Of all the games I couldn't watch, it had to be this one...

I'm sure that was a really great game. I know the last ten minutes were pretty good. The rest of it, I was stuck at a choir concert.

No, I couldn't get out of it early. It was my choir.

I'll catch it when it replays at three in the morning. Of course I'll still be up. I have a paper due tomorrow afternoon.

Apparently Leino's new goal celebration is cross-country skiing. Or maybe slow motion running. Awesome.

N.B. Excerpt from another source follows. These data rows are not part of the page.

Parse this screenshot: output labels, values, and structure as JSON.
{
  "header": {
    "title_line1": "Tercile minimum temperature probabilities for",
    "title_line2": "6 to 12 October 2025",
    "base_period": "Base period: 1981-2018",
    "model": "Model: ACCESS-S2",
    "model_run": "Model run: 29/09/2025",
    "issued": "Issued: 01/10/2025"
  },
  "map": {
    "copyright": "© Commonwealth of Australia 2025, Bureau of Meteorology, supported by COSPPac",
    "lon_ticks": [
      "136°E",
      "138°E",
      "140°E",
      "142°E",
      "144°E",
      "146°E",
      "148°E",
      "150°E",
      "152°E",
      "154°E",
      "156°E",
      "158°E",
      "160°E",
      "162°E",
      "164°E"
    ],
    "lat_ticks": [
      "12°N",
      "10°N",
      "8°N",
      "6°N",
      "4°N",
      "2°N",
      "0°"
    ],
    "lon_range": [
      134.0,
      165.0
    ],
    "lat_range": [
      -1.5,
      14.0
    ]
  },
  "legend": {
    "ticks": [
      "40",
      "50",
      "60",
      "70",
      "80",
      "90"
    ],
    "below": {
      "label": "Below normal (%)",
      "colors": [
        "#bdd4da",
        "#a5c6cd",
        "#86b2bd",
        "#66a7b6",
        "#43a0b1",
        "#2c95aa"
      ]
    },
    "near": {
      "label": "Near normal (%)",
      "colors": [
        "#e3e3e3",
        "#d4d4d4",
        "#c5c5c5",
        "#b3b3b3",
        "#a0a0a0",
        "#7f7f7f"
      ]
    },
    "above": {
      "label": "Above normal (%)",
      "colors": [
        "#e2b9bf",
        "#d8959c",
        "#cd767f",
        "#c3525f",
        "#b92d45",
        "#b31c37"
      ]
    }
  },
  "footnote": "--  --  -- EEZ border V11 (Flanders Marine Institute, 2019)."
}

One more item of note - all the cool kids on the internet have been blogging the crap out of the Washington Capitals' new all-female fan club, Club Scarlet. I personally have mixed feelings about everything when the subject of hockey and gender comes up, but for the sake of my time and your sanity, I'll save my requisite girl-blogger "I AM NOT A PUCKBUNNY OMG" diatribe for another post. Let's just say that I think it sounds like a good idea in theory, and that everyone's making it out to be a bigger deal than it is, and that I just hope it doesn't serve as another means by which men can be dismissive toward female hockey fans. I've met a few who don't need any more help.

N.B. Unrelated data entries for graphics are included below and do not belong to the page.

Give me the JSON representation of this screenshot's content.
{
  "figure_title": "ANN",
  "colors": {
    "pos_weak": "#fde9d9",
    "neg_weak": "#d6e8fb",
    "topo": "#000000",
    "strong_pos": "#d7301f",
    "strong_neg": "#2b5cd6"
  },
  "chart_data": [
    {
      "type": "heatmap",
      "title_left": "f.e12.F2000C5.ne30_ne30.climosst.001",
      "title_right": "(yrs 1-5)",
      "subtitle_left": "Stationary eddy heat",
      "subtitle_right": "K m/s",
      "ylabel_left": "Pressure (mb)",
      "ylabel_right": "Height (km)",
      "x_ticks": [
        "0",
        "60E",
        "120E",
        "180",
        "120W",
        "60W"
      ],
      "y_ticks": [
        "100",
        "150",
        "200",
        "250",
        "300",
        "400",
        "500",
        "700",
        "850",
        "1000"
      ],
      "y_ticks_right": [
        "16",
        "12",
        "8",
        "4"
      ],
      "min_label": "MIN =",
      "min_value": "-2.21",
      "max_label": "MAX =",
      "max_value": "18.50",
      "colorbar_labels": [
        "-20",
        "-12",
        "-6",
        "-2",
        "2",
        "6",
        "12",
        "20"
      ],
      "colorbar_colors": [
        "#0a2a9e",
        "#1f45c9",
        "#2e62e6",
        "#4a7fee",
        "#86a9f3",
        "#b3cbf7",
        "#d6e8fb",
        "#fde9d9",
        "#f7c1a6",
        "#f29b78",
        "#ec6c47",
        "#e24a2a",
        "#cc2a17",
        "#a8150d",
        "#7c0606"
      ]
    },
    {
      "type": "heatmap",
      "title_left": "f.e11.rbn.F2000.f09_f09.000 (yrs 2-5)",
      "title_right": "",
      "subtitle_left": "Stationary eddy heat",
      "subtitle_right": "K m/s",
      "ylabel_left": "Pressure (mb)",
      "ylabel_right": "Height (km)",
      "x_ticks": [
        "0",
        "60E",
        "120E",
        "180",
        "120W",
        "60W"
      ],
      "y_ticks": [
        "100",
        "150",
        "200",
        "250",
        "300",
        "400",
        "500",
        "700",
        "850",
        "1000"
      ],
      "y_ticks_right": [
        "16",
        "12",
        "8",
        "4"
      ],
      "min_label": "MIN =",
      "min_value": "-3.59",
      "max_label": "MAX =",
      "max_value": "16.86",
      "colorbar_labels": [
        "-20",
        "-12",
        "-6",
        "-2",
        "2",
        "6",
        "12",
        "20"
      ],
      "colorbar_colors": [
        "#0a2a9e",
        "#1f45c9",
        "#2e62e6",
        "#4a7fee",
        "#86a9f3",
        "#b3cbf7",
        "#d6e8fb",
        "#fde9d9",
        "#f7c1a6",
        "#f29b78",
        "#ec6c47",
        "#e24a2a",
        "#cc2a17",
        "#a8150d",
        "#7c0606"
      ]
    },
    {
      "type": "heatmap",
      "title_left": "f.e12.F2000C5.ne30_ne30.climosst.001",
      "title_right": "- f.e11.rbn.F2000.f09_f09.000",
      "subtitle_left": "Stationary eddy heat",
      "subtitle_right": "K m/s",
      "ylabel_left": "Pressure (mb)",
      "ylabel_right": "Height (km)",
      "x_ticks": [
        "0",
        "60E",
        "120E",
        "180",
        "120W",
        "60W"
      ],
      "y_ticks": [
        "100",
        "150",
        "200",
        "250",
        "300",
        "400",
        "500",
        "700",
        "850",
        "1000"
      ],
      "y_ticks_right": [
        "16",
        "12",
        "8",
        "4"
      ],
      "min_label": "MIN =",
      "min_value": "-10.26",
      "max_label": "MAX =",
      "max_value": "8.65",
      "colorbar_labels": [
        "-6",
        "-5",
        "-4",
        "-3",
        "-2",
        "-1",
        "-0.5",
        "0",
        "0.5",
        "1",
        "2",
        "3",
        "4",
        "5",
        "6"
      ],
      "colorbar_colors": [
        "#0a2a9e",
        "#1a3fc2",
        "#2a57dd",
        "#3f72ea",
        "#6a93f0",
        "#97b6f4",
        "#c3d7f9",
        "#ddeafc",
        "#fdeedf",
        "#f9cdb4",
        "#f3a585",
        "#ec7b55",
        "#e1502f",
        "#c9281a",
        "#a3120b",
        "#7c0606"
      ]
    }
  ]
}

In the meantime, a few observations:

1. "Club Scarlet" sounds like a strip club. (EDIT: It is*. I think it's in Peru.)

*Why did you click on that, you perv? I hope you're over 18.

2. A lot of the content seems to be geared toward the new hockey fan. I can appreciate this - when I took my roommate to her first hockey game last month, I could not have possibly anticipated how ridiculously confusing the sport could be to the uninitiated. Try explaining icing to someone who's never heard of it before. At the same time, I'm assuming they'll eventually have more content for long-established fans, right?

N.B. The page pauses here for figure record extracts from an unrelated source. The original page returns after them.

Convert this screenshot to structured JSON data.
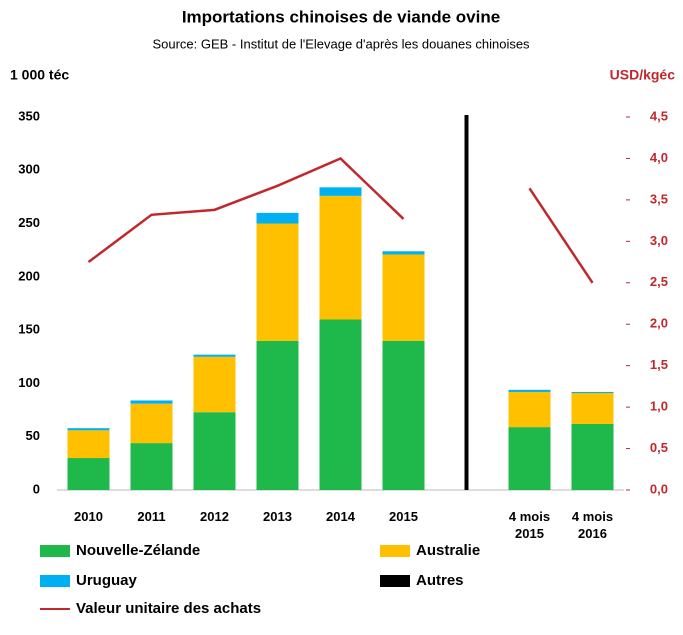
{
  "chart_data": {
    "type": "bar",
    "title": "Importations chinoises de viande ovine",
    "subtitle": "Source: GEB - Institut de l'Elevage d'après les douanes chinoises",
    "y_label": "1 000 téc",
    "y2_label": "USD/kgéc",
    "stacked": true,
    "categories": [
      "2010",
      "2011",
      "2012",
      "2013",
      "2014",
      "2015",
      null,
      "4 mois 2015",
      "4 mois 2016"
    ],
    "series": [
      {
        "name": "Nouvelle-Zélande",
        "color": "#1fb84a",
        "values": [
          30,
          44,
          73,
          140,
          160,
          140,
          null,
          59,
          62
        ]
      },
      {
        "name": "Australie",
        "color": "#ffc000",
        "values": [
          26,
          37,
          52,
          110,
          116,
          81,
          null,
          33,
          29
        ]
      },
      {
        "name": "Uruguay",
        "color": "#00b0f0",
        "values": [
          2,
          3,
          2,
          10,
          8,
          3,
          null,
          2,
          1
        ]
      },
      {
        "name": "Autres",
        "color": "#000000",
        "values": [
          0,
          0,
          0,
          0,
          0,
          0,
          null,
          0,
          0
        ]
      },
      {
        "name": "Valeur unitaire des achats",
        "type": "line",
        "axis": "y2",
        "color": "#c0282d",
        "values": [
          2.75,
          3.32,
          3.38,
          3.67,
          4.0,
          3.27,
          null,
          3.64,
          2.5
        ]
      }
    ],
    "ylim": [
      0,
      350
    ],
    "yticks": [
      0,
      50,
      100,
      150,
      200,
      250,
      300,
      350
    ],
    "y2lim": [
      0,
      4.5
    ],
    "y2ticks": [
      {
        "value": 0,
        "label": "0,0"
      },
      {
        "value": 0.5,
        "label": "0,5"
      },
      {
        "value": 1,
        "label": "1,0"
      },
      {
        "value": 1.5,
        "label": "1,5"
      },
      {
        "value": 2,
        "label": "2,0"
      },
      {
        "value": 2.5,
        "label": "2,5"
      },
      {
        "value": 3,
        "label": "3,0"
      },
      {
        "value": 3.5,
        "label": "3,5"
      },
      {
        "value": 4,
        "label": "4,0"
      },
      {
        "value": 4.5,
        "label": "4,5"
      }
    ],
    "grid": false
  }
}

3. They did an eyecandy photoshoot? Yes. They did. Sid Abel's grandson was totally working that pout.

Or at least... that goofy goalie furrowed eyebrow thing...

I still don't know about this just yet.

Because god help us all if the Aaron Downey Ladies (and I still mean ladies like your high school English teacher, or your best friend's mom) ever figure out a way to schedule club meetings.

And by 'god help us all', I mean 'god help Aaron Downey'.